Level of Harm - Minimal harm or potential for actual harm
Review of the ASHRAE guidance Managing the Risk of Legionellosis Associated with Building Water Systems dated December 2020, indicated the most commonly used supplemental disinfection methods are treatment with chlorine, chlorine-dioxide, copper-silver ions, and monochloramine. The guidance further indicated the recommended levels of residual chlorine are 0.50-3.00 ppm (part per million).
Residents Affected - Few
Review of the facility provided water management information failed to include specific testing protocols and acceptable ranges for control measures along with a description of the facility's water system using a flow diagram. Review of the Water Management Program Control Measures did not contain a log for Point of Use Disinfectant (the level of chlorine concentration in the water) indicated to measure and record hot water and cold water chlorine concentration as point of use, and to note that chlorine concentration below 0.5 ppm and above 4.0 ppm as outside the control limits.
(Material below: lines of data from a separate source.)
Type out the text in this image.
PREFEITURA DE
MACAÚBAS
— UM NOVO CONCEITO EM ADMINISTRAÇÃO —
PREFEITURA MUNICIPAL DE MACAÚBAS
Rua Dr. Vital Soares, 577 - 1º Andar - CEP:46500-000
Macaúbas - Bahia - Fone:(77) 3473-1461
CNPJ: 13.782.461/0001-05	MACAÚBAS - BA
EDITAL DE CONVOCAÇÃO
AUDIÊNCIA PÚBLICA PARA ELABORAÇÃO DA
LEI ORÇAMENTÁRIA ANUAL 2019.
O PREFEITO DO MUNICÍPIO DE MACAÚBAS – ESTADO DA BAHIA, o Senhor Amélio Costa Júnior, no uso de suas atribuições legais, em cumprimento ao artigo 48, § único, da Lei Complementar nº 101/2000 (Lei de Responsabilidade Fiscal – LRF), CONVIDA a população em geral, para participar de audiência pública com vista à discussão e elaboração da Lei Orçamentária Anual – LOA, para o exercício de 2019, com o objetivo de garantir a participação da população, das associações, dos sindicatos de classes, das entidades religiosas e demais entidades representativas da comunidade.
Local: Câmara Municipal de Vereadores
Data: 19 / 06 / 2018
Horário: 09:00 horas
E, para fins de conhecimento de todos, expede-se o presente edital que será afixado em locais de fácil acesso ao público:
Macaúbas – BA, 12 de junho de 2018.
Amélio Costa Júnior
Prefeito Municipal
During an interview on 1/8/25, at approximately 11:30 a.m. the Nursing Home Administrator confirmed that they do not have a Maintenance Director and that the facility failed to maintain a comprehensive program for water management to monitor the potential development and spread of Legionella and failed to implement control measures for Legionella within the facility. 28 Pa. Code: 201.14(a) Responsibility of licensee. 28 Pa. Code: 201.18(b)(1)(e)(1) Management.